Alzi la mano chi non ha mai sognato di giocare su un percorso dove si disputano le gare del Tour?

Magari ne avete avuto l’opportunità e avete giocato anche bene. Non parliamo solamente dello stesso campo ma del percorso con le medesime distanze e condizioni nelle quali sono impegnati i nostri beniamini.

Ebbene, Dean Knuth, che ha creato il sistema di Course e Slope Rating per la USGA, ha voluto effettuare un divertente esperimento, ipotizzando quanti colpi tirerebbero i dilettanti in quelle esatte circostanze.

Andiamo allora a Ponte Vedra Beach, in Florida, e saliamo sul tee della buca 1 dello Stadium Course del TPC Sawgrass. Nella tabella sotto potete individuare il vostro exact handicap, quello che giochereste e poi i colpi con i quali chiudereste il giro.

Avete pensato, esagerati!

Il percorso, disegnato dal grande Pete Dye, fa venire mal di testa a molti dei migliori professionisti al mondo.

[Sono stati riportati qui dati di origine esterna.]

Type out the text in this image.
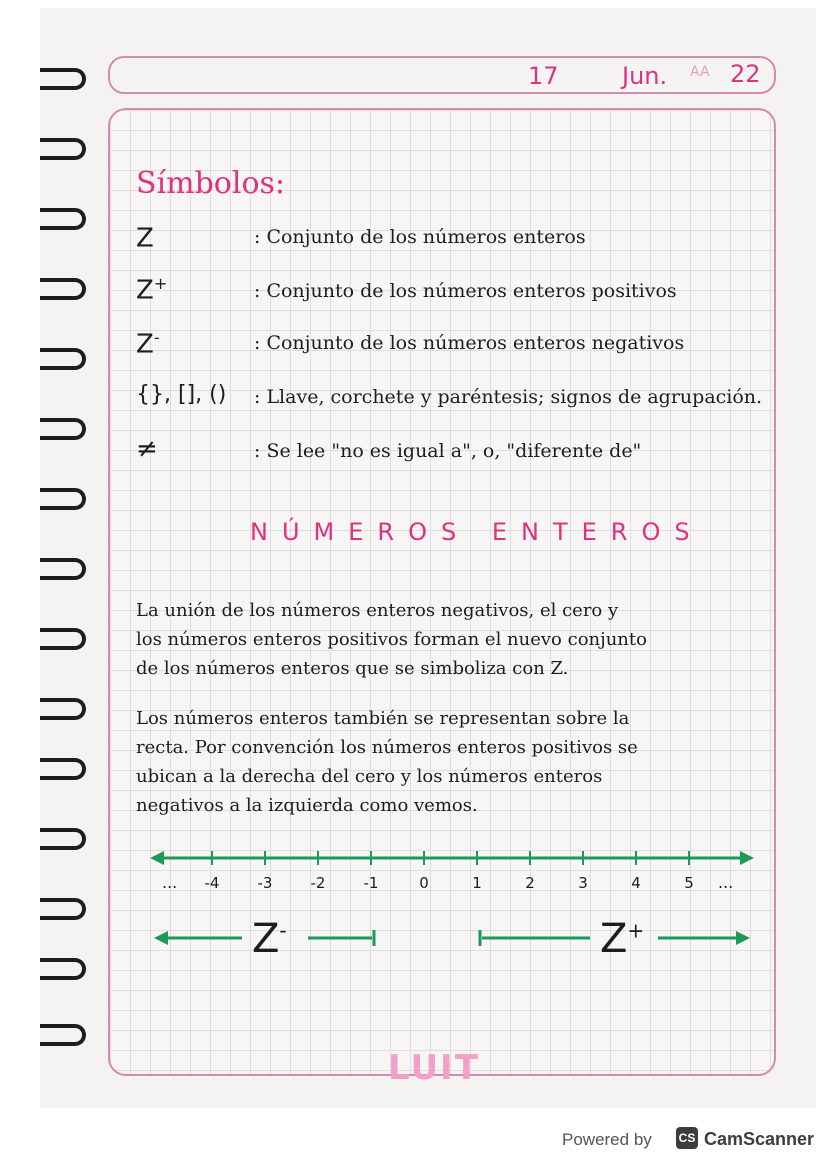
17	Jun. AA 22
Símbolos:
Z	: Conjunto de los números enteros
Z+	: Conjunto de los números enteros positivos
Z-	: Conjunto de los números enteros negativos
{}, [], ()	: Llave, corchete y paréntesis; signos de agrupación.
≠	: Se lee "no es igual a", o, "diferente de"
NÚMEROS ENTEROS
La unión de los números enteros negativos, el cero y
los números enteros positivos forman el nuevo conjunto
de los números enteros que se simboliza con Z.
Los números enteros también se representan sobre la
recta. Por convención los números enteros positivos se
ubican a la derecha del cero y los números enteros
negativos a la izquierda como vemos.
-4	-3	-2	-1	0	1	2	3	4	5
...	...
Z-	Z+
LUIT
Powered by CS CamScanner
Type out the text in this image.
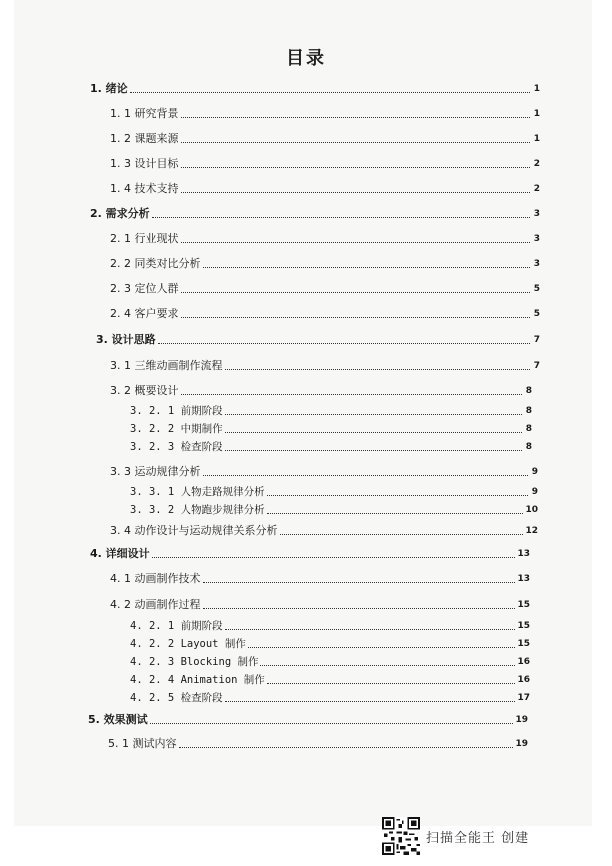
目录
1. 绪论	1
1. 1 研究背景	1
1. 2 课题来源	1
1. 3 设计目标	2
1. 4 技术支持	2
2. 需求分析	3
2. 1 行业现状	3
2. 2 同类对比分析	3
2. 3 定位人群	5
2. 4 客户要求	5
3. 设计思路	7
3. 1 三维动画制作流程	7
3. 2 概要设计	8
3. 2. 1 前期阶段	8
3. 2. 2 中期制作	8
3. 2. 3 检查阶段	8
3. 3 运动规律分析	9
3. 3. 1 人物走路规律分析	9
3. 3. 2 人物跑步规律分析	10
3. 4 动作设计与运动规律关系分析	12
4. 详细设计	13
4. 1 动画制作技术	13
4. 2 动画制作过程	15
4. 2. 1 前期阶段	15
4. 2. 2 Layout 制作	15
4. 2. 3 Blocking 制作	16
4. 2. 4 Animation 制作	16
4. 2. 5 检查阶段	17
5. 效果测试	19
5. 1 测试内容	19
扫描全能王 创建
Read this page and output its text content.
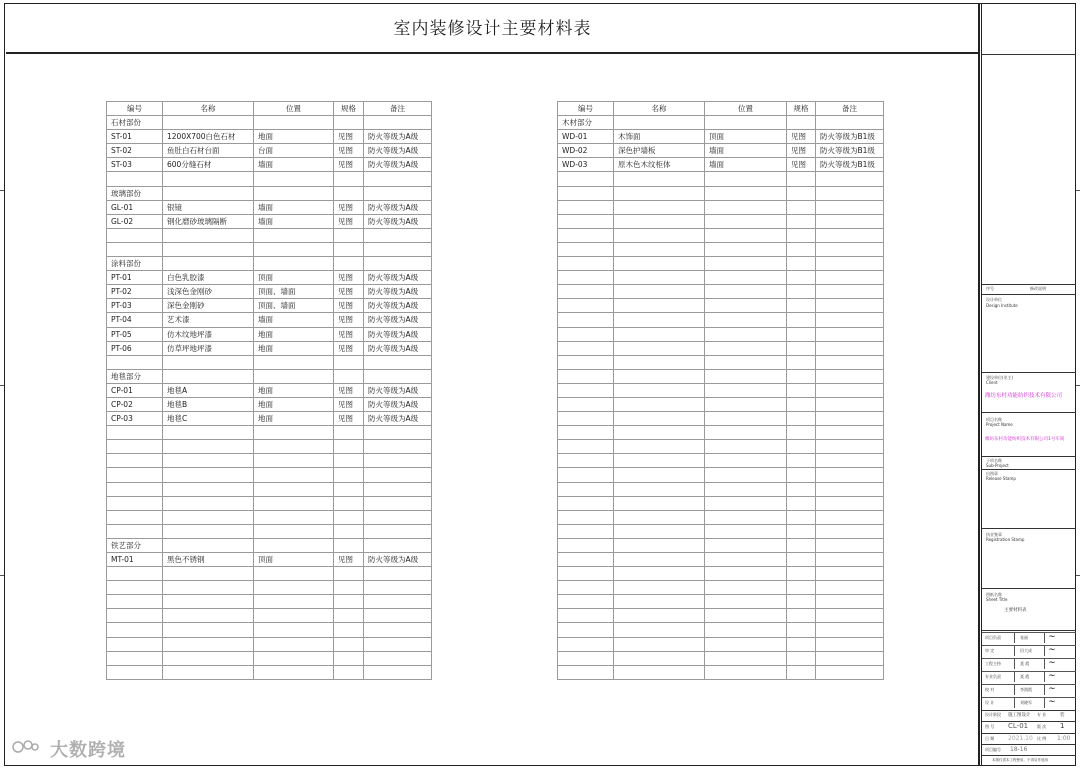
室内装修设计主要材料表
编号	名称	位置	规格	备注
石材部份				
ST-01	1200X700白色石材	地面	见图	防火等级为A级
ST-02	鱼肚白石材台面	台面	见图	防火等级为A级
ST-03	600分缝石材	墙面	见图	防火等级为A级

玻璃部份				
GL-01	银镜	墙面	见图	防火等级为A级
GL-02	钢化磨砂玻璃隔断	墙面	见图	防火等级为A级

涂料部份				
PT-01	白色乳胶漆	顶面	见图	防火等级为A级
PT-02	浅深色金刚砂	顶面、墙面	见图	防火等级为A级
PT-03	深色金刚砂	顶面、墙面	见图	防火等级为A级
PT-04	艺术漆	墙面	见图	防火等级为A级
PT-05	仿木纹地坪漆	地面	见图	防火等级为A级
PT-06	仿草坪地坪漆	地面	见图	防火等级为A级

地毯部分				
CP-01	地毯A	地面	见图	防火等级为A级
CP-02	地毯B	地面	见图	防火等级为A级
CP-03	地毯C	地面	见图	防火等级为A级

铁艺部分				
MT-01	黑色不锈钢	顶面	见图	防火等级为A级

编号	名称	位置	规格	备注
木材部分				
WD-01	木饰面	顶面	见图	防火等级为B1级
WD-02	深色护墙板	墙面	见图	防火等级为B1级
WD-03	原木色木纹柜体	墙面	见图	防火等级为B1级

序号	修改说明
设计单位
Design Institute
建设单位(业主)
Client
潍坊东村功能纺织技术有限公司
项目名称
Project Name
潍坊东村功能纺织技术有限公司1号车间
子项名称
Sub-Project
出图章
Release Stamp
执业签章
Registration Stamp
图纸名称
Sheet Title
主要材料表
项目负责	张丽 ~
审 定	田大成 ~
工程主持	聂 霞 ~
专业负责	聂 霞 ~
校 对	李润霞 ~
设 计	刘晓军 ~
设计阶段 施工图设计 专 业	装
图 号 CL-01 版 次 1
日 期 2021.10 比 例 1:00
项目编号 18-16
本图仅供本工程使用，不得另作他用
大数跨境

Non ci credete?

La statistica ci viene in aiuto. La media dei giri, per questi giocatori che abitualmente stracciano i par, è dal mezzo colpo allo 0,75 oltre il par.

Ora prendiamo un amateur e facciamolo partire dagli stessi tee, con oltre 6.600 metri di percorso e con le medesime condizioni che recitano green veloci come vetro, duri come tamburi e rough impenetrabile.

Un giocatore scratch in condizioni normali giocherebbe a Sawgrass 2,6 colpi oltre il course rating che è di 76,4. La stima di Dean Knuth è che chiuderebbe il giro in 81 colpi, nove oltre il par.

Vediamo il perché.

In fairway la palla rotola parecchio e spesso i dog leg la fanno finire tra gli aghi di pino, in acqua o in bunker.

È una lotta di distanza e precisione dalla quale si esce spesso sconfitti specie nei lunghi par 4 delle buche 5, 7, 14 e 15 sulle quali i doppi bogey, per gli handicap zero, sono all’ordine del giorno.

Tirare al green per provare ad arrivarci nei colpi regolari è utopico ma, anche se capitasse, sarebbe necessario giocare i colpi sopra l’acqua o i bunker, area del gioco che maggiormente differenzia i dilettanti dai professionisti. La consapevolezza dei green veloci e che non fanno fermare le palline, ci impongono di forzare il gioco facendoci cadere maggiormente in errore. Inoltre i green non sono profondi, con la palla che tende a scappare via costringendoci a una gara d’approcci. Lo spin è obbligatorio.

Da ultimo, ma non da meno, ci sono forti pendenze. Di fatto se non si mette la pallina vicina alla buca i tre putt sono all’ordine del giorno.

Ovviamente la situazione peggiora con l’aumentare dell’handicap.

Prendiamo la buca 17, la famosa “Island Green”. Par 3 di ‘soli’ 125 metri tutti di volo e con un green grande come un fazzoletto che non lascia scampo.

Nel 1985 Golf Digest ha sponsorizzato un contest con finale da giocare medal a Sawgrass. Tale Angelo Spagnolo, handicap 31, ha fatto 66 alla buca 17.

Dopo il primo colpo giocato con il drive, ovviamente in acqua, ha buttato nel lago i seguenti sette tentativi giocati dalla dropping zone a causa delle palline che non si sono fermate in green.

A quel punto il golfista ha seguito il consiglio del caddie che gli ha proposto di arrivare in green con dei piccoli colpi lungo la passerella. Il suo score totale è stato di 257 colpi in 18 buche dopo diverse ore in campo.

Siete ancora convinti che i colpi indicati da Knuth siano esagerati?!